Helen and Alastair - some background

Helen and Alastair - some background : We have always hoped to return to Africa once more before we're too old (perhaps we already are!). Alastair first went to Africa in 1974 as a junior doctor, working for the Church of Scotland in a small hospital in Transkei, South Africa. I met Alastair there in 1982, were married in 1984 and continued in Transkei until 1988. From there we went to Kenya, as employees of the Church of Scotland, where Alastair ran Chogoria Hospital. We left in 1995, with Alec, Peter and Becky to establish the children's schooling and our work in Britain. Here Alastair found himself as consultant in Breast cancer surgery, and Helen initially trained and worked as a GP before "evolving" to full time ordained ministry. Alec is now married to Ruth, and they have baby Zach; Pete is in his final year of medicine in Edinburgh, and Becky half way through nurse training in Oxford.

The Diocese of Western Tanganyika is a partner of Gloucester diocese. The plan is for Helen to join the teaching staff of the Bible College, teaching those preparing for ministry. Alastair will teach English to the students at the college, as well as doing some surgery at the church-run hospitals, and helping with project management in the Diocese.
We will keep you updated on our plans over the next few months and will greatly value your prayer support.
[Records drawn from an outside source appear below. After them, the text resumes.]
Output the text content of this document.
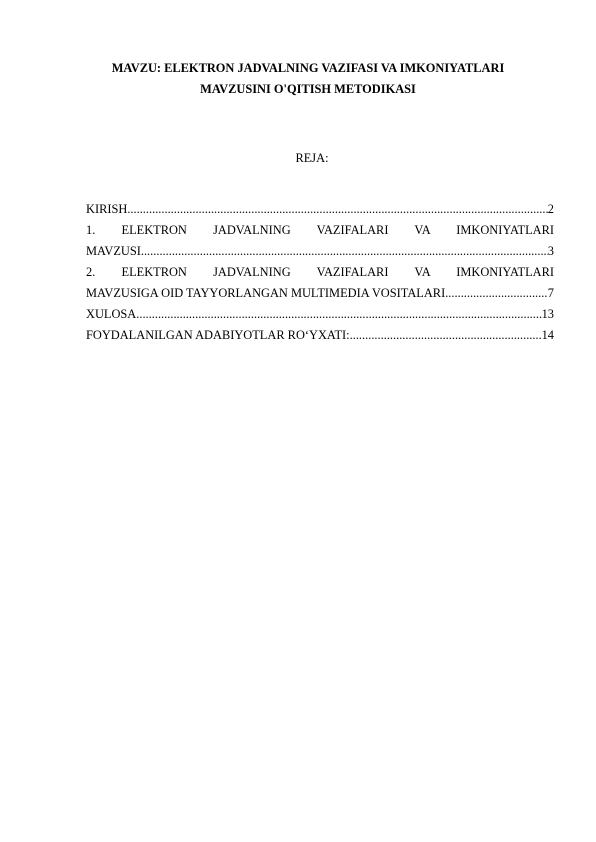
MAVZU: ELEKTRON JADVALNING VAZIFASI VA IMKONIYATLARI
MAVZUSINI O'QITISH METODIKASI
REJA:
KIRISH .....	2
1. ELEKTRON JADVALNING VAZIFALARI VA IMKONIYATLARI
MAVZUSI .....	3
2. ELEKTRON JADVALNING VAZIFALARI VA IMKONIYATLARI
MAVZUSIGA OID TAYYORLANGAN MULTIMEDIA VOSITALARI .....	7
XULOSA .....	13
FOYDALANILGAN ADABIYOTLAR RO‘YXATI: .....	14
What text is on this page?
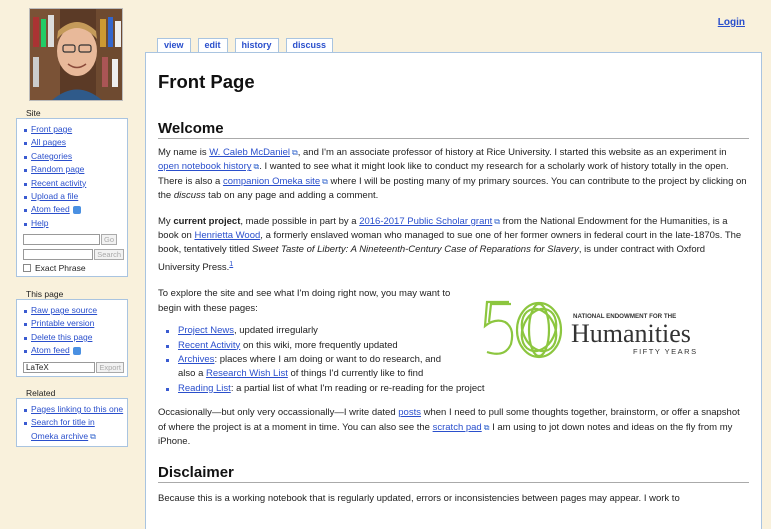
Login
view	edit	history	discuss
Site
Front page
All pages
Categories
Random page
Recent activity
Upload a file
Atom feed
Help
Go
Search
Exact Phrase
This page
Raw page source
Printable version
Delete this page
Atom feed
LaTeX	Export
Related
Pages linking to this one
Search for title in Omeka archive ⧉
Front Page
Welcome

My name is W. Caleb McDaniel ⧉, and I'm an associate professor of history at Rice University. I started this website as an experiment in open notebook history ⧉. I wanted to see what it might look like to conduct my research for a scholarly work of history totally in the open. There is also a companion Omeka site ⧉ where I will be posting many of my primary sources. You can contribute to the project by clicking on the discuss tab on any page and adding a comment.

My current project, made possible in part by a 2016-2017 Public Scholar grant ⧉ from the National Endowment for the Humanities, is a book on Henrietta Wood, a formerly enslaved woman who managed to sue one of her former owners in federal court in the late-1870s. The book, tentatively titled Sweet Taste of Liberty: A Nineteenth-Century Case of Reparations for Slavery, is under contract with Oxford University Press.$^1$

To explore the site and see what I'm doing right now, you may want to begin with these pages:

Project News, updated irregularly
Recent Activity on this wiki, more frequently updated
Archives: places where I am doing or want to do research, and also a Research Wish List of things I'd currently like to find
Reading List: a partial list of what I'm reading or re-reading for the project

Occasionally—but only very occassionally—I write dated posts when I need to pull some thoughts together, brainstorm, or offer a snapshot of where the project is at a moment in time. You can also see the scratch pad ⧉ I am using to jot down notes and ideas on the fly from my iPhone.

Disclaimer

Because this is a working notebook that is regularly updated, errors or inconsistencies between pages may appear. I work to

NATIONAL ENDOWMENT FOR THE
Humanities
FIFTY YEARS
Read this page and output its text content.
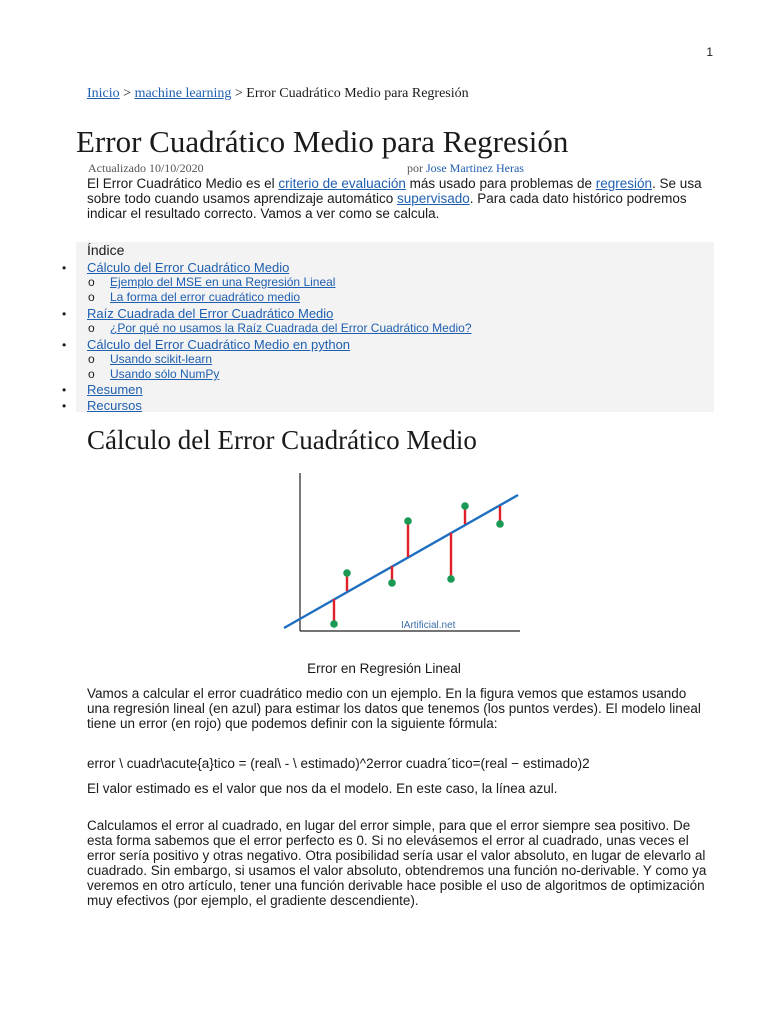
1
Inicio > machine learning > Error Cuadrático Medio para Regresión
Error Cuadrático Medio para Regresión
Actualizado 10/10/2020	por Jose Martinez Heras
El Error Cuadrático Medio es el criterio de evaluación más usado para problemas de regresión. Se usa sobre todo cuando usamos aprendizaje automático supervisado. Para cada dato histórico podremos indicar el resultado correcto. Vamos a ver como se calcula.
Índice
• Cálculo del Error Cuadrático Medio
o Ejemplo del MSE en una Regresión Lineal
o La forma del error cuadrático medio
• Raíz Cuadrada del Error Cuadrático Medio
o ¿Por qué no usamos la Raíz Cuadrada del Error Cuadrático Medio?
• Cálculo del Error Cuadrático Medio en python
o Usando scikit-learn
o Usando sólo NumPy
• Resumen
• Recursos
Cálculo del Error Cuadrático Medio
IArtificial.net
Error en Regresión Lineal
Vamos a calcular el error cuadrático medio con un ejemplo. En la figura vemos que estamos usando una regresión lineal (en azul) para estimar los datos que tenemos (los puntos verdes). El modelo lineal tiene un error (en rojo) que podemos definir con la siguiente fórmula:
error \ cuadr\acute{a}tico = (real\ - \ estimado)^2error cuadra´tico=(real − estimado)2
El valor estimado es el valor que nos da el modelo. En este caso, la línea azul.
Calculamos el error al cuadrado, en lugar del error simple, para que el error siempre sea positivo. De esta forma sabemos que el error perfecto es 0. Si no elevásemos el error al cuadrado, unas veces el error sería positivo y otras negativo. Otra posibilidad sería usar el valor absoluto, en lugar de elevarlo al cuadrado. Sin embargo, si usamos el valor absoluto, obtendremos una función no-derivable. Y como ya veremos en otro artículo, tener una función derivable hace posible el uso de algoritmos de optimización muy efectivos (por ejemplo, el gradiente descendiente).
Our current prayer requests - and thanks to God of course - will be posted on the side bar.

Saturday, 17 August 2013

No to women's ministry

Deaconess Eldah Katoto - a picture taken last year
The Synod, this week, voted a clear no to women's ministry in this Diocese. There had been hopes that the vote would be in favour, but it became apparent that so many of the rural pastors have little understanding of the issues surrounding such a debate, and little experience of women's ministry in any form. The debate sadly was rather aggressive, with some ill-informed people rallying support. It was a difficult day, and my heart goes out to the very small number of women here who have been faithfully serving the church for many years. At the centre of these is Eldah, known so well to those at St Barnabas following her recent visit. She has been a teacher at the Bible College for nearly 12 years, with little recognition of her exceptional gifts as a theologian and communicator, and she now wonders what, if anything, is her future in the church here.  Please pray for her.
My hope is that there will be the opportunity for some strategic thinking about raising the educational and leadership level of women in the church, and I hope that I may be able to play a useful role in this during our remaining time in the Diocese.